The enemy, however, soon gave us enough to do to warm our blood. Birney's Division had, during the night, taken a new position in our advance, at Hazel Grove. It was attacked early Sunday morning, and in the course of an hour driven back with the reported loss of one of its batteries. As Birney's men passed back over us, the enemy came on, flushed with victory, and in some disorder. But in a few minutes we sent them back, in worse disorder than they had come. We followed them for a quarter of a mile, but there encountered a second line. In a short time we had the satisfaction of seeing their backs, also, dimly in the distance. Colonel Colgrove of the Twenty-Seventh Indiana, who was commanding the Brigade, now ordered a bayonet charge; but before we were fairly started, General Ruger sent orders not to advance any farther. Soon the enemy attacked again; but after a stubborn fight we sent them back for a third time, their ranks disorganized and the ground thickly strewn with their dead.

It was now near nine o'clock. We had been fighting continuously for three hours, and all of the ammunition that we carried had been exhausted. That carried by the pack mules had been distributed, also, and was nearly all fired away. The muskets had become so heated and foul that it was difficult to load them. Some of the pieces were so hot that the cartridge would explode as soon as it struck the bottom of the gun, and before the man had been able to aim. Because of this, we were relieved by a fresh brigade, and marched back about a mile to the rear. From there we were sent to a position a little northeast of the Chancellor House, where we built breastworks and remained until the army was withdrawn across the river.

All the rest of the day we could hear the firing to our right, and the next day, off in the direction of Fredericksburg, where Sedgwick's Corps was engaged; but we made no move. We only sat around, wearily watching the time pass away, until the night of the 5th, when preparations began to be made for the withdrawal of the army to the north bank of the river. The night was cold and rainy. Our blankets and overcoats had been lost, for we had left them on the second night of the battle to pick up stragglers, and fires were not permitted, lest they reveal our movement.
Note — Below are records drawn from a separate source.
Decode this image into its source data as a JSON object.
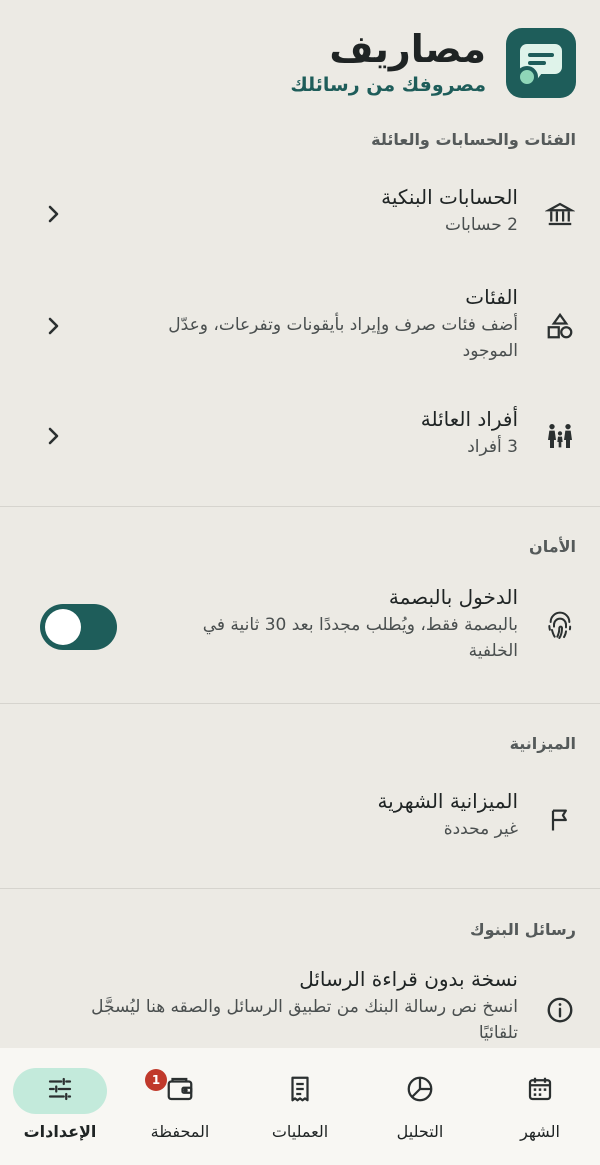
{
  "app": {
    "title": "مصاريف",
    "subtitle": "مصروفك من رسائلك",
    "logo_icon": "message-coin-icon"
  },
  "sections": {
    "categories_accounts_family": {
      "header": "الفئات والحسابات والعائلة",
      "items": [
        {
          "title": "الحسابات البنكية",
          "subtitle": "2 حسابات",
          "icon": "bank-icon"
        },
        {
          "title": "الفئات",
          "subtitle_line1": "أضف فئات صرف وإيراد بأيقونات وتفرعات، وعدّل",
          "subtitle_line2": "الموجود",
          "icon": "shapes-icon"
        },
        {
          "title": "أفراد العائلة",
          "subtitle": "3 أفراد",
          "icon": "family-icon"
        }
      ]
    },
    "security": {
      "header": "الأمان",
      "fingerprint": {
        "title": "الدخول بالبصمة",
        "subtitle_line1": "بالبصمة فقط، ويُطلب مجددًا بعد 30 ثانية في",
        "subtitle_line2": "الخلفية",
        "icon": "fingerprint-icon",
        "enabled": true
      }
    },
    "budget": {
      "header": "الميزانية",
      "monthly": {
        "title": "الميزانية الشهرية",
        "subtitle": "غير محددة",
        "icon": "flag-icon"
      }
    },
    "bank_messages": {
      "header": "رسائل البنوك",
      "copy": {
        "title": "نسخة بدون قراءة الرسائل",
        "subtitle_line1": "انسخ نص رسالة البنك من تطبيق الرسائل والصقه هنا ليُسجَّل",
        "subtitle_line2": "تلقائيًا",
        "icon": "info-icon"
      }
    }
  },
  "bottom_nav": {
    "items": [
      {
        "label": "الشهر",
        "icon": "calendar-icon"
      },
      {
        "label": "التحليل",
        "icon": "pie-chart-icon"
      },
      {
        "label": "العمليات",
        "icon": "receipt-icon"
      },
      {
        "label": "المحفظة",
        "icon": "wallet-icon",
        "badge": "1"
      },
      {
        "label": "الإعدادات",
        "icon": "sliders-icon",
        "active": true
      }
    ]
  },
  "colors": {
    "primary": "#1e5d5a",
    "background": "#eceae4",
    "active_nav": "#c3eadb",
    "badge": "#c0392b"
  }
}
As we shivered through the long, dark hours, all the admiration vanished that we had previously felt for Fighting Joe Hooker.

Toward day we silently withdrew from the entrenchments we had made, and marched off to the river. We found when we came near, however, that the approaches to the bridge were still crowded with the moving troops; we had, therefore, to double-quick back to the entrenchments, and wait until the bridge was cleared. Then we crossed over, the last of the army, entirely unmolested except for a few shells thrown by a Confederate battery.

We now returned to Stafford Court House, and at night pitched our tents on the very ground we had left ten days before. We were all thoroughly discouraged over the outcome of our expedition, and feeling, as one of our officers expressed it, "that we had gone out for wool, and come back shorn." The old soldiers who took part in that movement cannot think of it, to this day, but with the strongest feelings of disgust.

The camp that we occupied on our return to Stafford Court House was one of the best we ever had. It was an old orchard, with a vacant field near by for a drill and parade ground. Our friends, the Second Massachusetts, occupied one end of the orchard and we the other. Between us was a good baseball ground, where we amused ourselves at playing ball or pitching quoits. Every night after supper, the officers of the two regiments would get together for a big game, while the rank and file would follow suit, and our drill ground would present an animated sight. Thus we whiled away the time with considerable comfort, often speculating on the possibility of the enemy coming across the river to attack us. So many regiments of two-year men and nine-months men were being mustered out of the service, that we did not consider it at all likely that we would cross the river until our ranks were filled by the conscription which had then been ordered.